Article publié dans le n°999 (16 sept. 2009) de Quinzaines

Le dernier roman de Colum McCann est un immense creuset pour les voix éperdues de personnages en quête d’amour et de paix. Un requiem polyphonique pour une ville qui change, un cri d’alarme presque désespéré, un élan de tendresse acharné. Ce qu’il appelle « la collision des histoires ».
Colum Mccann
Et que le vaste monde poursuive sa course folle (Let The Great World Spin)
Le dernier roman de Colum McCann est un immense creuset pour les voix éperdues de personnages en quête d’amour et de paix. Un requiem polyphonique pour une ville qui change, un cri d’alarme presque désespéré, un élan de tendresse acharné. Ce qu’il appelle « la collision des histoires ».

Les livres de Colum McCann sont à l’instar des pièges que les chasseurs attentifs dissimulent pour mieux se saisir de leur proie. Il y a une manière étrange de s’y laisser prendre : nous nous laissons bercer par une musique presque imperceptible qui nous fait nous engouffrer dans une histoire sans que nous en pesions les conséquences, jusqu’au climax. La prose limpide se déverse, nous emporte avec une grâce étrange et parfois agaçante. Mais les pièges sont parfois délicieux, et la manière d’y choir nous ravit bien souvent.

À chaque livre, McCann apprivoise un peu plus son écriture, maîtrise un peu plus les manières de polyphonies qu’il affectionne. Il se fait scrutateur exigeant du monde, saisissant avec sûreté une multitude de points de vue et de sentiments, entreprenant une fresque qui semble infinie. De la diversité des instants, il fait un tout, grand rassembleur des éparpillements de vies et de voix qui sinon se perdent dans le brouhaha d’un monde qui périclite. Ainsi, comme dans Les Saisons de la nuit (1), New York constitue le poumon fictionnel de l’œuvre, l’ensemble composite dans lequel s’entrecroisent les destins anonymes et secrets d’êtres qu’un étrange réseau relie les uns aux autres sans qu’ils le devinent vraiment. Il nous entraîne donc dans une succession de monologues intérieurs qui saisissent les angoisses et les vies de personnages touchants, nous faisant pénétrer dans le dédale de leurs sentiments, de leurs doutes et de leurs envies. Le roman devient l’entrecroisement de ces solitudes.

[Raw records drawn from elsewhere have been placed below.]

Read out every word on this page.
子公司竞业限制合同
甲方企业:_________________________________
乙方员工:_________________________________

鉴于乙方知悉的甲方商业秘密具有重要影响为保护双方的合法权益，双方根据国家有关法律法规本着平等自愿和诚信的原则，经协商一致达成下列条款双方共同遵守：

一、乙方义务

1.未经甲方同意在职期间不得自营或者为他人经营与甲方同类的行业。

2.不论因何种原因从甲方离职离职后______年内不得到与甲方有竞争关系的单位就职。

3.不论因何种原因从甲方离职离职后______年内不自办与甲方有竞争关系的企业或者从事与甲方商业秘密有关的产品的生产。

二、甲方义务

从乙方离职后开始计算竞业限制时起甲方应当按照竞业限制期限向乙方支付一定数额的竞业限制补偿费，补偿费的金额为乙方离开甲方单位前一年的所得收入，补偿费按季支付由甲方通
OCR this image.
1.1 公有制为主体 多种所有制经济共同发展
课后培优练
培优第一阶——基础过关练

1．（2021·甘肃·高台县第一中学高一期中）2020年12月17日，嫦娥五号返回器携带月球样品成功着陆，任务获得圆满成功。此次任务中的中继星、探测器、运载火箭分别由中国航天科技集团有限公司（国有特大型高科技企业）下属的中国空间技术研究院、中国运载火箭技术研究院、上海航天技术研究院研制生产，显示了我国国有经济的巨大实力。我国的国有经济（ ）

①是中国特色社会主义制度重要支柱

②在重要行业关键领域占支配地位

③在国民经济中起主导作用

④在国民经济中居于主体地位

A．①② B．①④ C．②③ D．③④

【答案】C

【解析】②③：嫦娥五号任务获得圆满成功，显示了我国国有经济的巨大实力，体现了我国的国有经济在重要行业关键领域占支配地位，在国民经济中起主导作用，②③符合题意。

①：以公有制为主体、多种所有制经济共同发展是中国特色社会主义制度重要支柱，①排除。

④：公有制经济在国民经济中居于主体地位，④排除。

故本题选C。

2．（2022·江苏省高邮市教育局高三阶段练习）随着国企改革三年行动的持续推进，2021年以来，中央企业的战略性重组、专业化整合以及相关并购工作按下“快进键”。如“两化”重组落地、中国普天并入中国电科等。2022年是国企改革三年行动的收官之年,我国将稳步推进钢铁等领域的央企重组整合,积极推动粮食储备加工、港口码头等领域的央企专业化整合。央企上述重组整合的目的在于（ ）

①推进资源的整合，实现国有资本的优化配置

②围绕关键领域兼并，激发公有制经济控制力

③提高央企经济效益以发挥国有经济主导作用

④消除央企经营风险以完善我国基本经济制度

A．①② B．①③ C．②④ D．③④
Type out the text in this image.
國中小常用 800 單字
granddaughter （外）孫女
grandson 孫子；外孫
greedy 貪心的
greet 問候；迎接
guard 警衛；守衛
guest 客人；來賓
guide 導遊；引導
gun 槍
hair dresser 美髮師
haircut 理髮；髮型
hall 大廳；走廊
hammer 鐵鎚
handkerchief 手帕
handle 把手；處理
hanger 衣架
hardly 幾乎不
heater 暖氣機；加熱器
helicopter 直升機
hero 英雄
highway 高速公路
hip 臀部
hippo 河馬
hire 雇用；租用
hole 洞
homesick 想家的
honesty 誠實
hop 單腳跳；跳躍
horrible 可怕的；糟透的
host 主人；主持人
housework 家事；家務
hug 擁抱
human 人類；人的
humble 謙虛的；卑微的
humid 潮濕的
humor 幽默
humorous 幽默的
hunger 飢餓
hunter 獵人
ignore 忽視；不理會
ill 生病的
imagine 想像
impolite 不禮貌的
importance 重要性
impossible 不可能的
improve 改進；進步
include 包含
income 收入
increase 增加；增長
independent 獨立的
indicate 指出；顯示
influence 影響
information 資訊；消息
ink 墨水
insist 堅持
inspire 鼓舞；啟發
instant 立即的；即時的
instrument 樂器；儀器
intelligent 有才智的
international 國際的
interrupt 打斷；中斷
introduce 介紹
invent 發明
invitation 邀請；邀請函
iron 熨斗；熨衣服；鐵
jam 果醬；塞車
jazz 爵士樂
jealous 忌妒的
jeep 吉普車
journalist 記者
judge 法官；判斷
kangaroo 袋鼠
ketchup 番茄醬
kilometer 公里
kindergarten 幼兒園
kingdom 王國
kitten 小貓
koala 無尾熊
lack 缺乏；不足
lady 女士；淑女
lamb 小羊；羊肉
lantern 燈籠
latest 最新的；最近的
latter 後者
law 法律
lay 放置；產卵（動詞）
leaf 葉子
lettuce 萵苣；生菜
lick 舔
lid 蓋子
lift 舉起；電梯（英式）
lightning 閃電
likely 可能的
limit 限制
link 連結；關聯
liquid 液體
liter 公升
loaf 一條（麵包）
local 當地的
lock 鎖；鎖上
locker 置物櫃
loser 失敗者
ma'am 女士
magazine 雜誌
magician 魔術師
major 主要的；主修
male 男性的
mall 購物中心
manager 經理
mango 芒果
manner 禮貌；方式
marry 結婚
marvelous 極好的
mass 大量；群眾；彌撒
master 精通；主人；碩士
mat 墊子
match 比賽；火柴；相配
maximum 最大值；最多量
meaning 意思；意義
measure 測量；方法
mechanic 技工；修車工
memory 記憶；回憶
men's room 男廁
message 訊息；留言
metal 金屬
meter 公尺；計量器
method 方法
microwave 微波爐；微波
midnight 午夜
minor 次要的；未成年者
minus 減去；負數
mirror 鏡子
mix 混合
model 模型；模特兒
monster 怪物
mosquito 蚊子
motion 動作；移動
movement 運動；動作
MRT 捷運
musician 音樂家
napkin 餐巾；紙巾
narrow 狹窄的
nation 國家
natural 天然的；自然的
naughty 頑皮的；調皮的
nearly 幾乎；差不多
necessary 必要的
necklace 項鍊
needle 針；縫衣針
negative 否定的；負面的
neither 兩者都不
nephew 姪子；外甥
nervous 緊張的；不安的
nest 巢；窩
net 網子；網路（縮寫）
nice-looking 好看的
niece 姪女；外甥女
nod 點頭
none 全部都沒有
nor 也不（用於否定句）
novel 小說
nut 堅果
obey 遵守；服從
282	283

Voici le maelström de ces voix en quête d’apaisement. Un jeune Irlandais rejoint son frère devenu prêtre ouvrier dans un ghetto du Bronx et découvre la complexité de sa vie, entre l’aide désespérée qu’il fournit aux prostituées et son amour naissant pour une jeune mère célibataire. Une femme de la grande bourgeoisie cherche à exprimer sa détresse devant la disparition de son fils au Vietnam. Une jeune artiste s’abîme dans la culpabilité alors que son mari dénie toutes ses responsabilités. Un juge s’interroge sur le sens profond de la vie et de la justice. Un jeune homme tague les murs du métro en rêvant d’une vie meilleure. Une prostituée lutte pour rester près de ses petites filles alors qu’on la condamne. Des étudiants potaches testent de nouveaux outils informatiques… L’épars des solitudes et du déchirement de ces voix se rassemble, comme évidemment, autour d’un événement qui fait exception, brisant la monotonie des jours et ouvrant une brèche dans le chaos incompréhensible de la ville impavide. Le 7 août 1974, Philippe Petit s’élance sur un câble tendu entre les deux tours jumelles du World Trade Center. « Cette silhouette habitée, plaquée contre le ciel, une minuscule esquisse devant l’immensité. » La ville se fige, le monde cherche à saisir ce qui se joue dans cet improbable événement.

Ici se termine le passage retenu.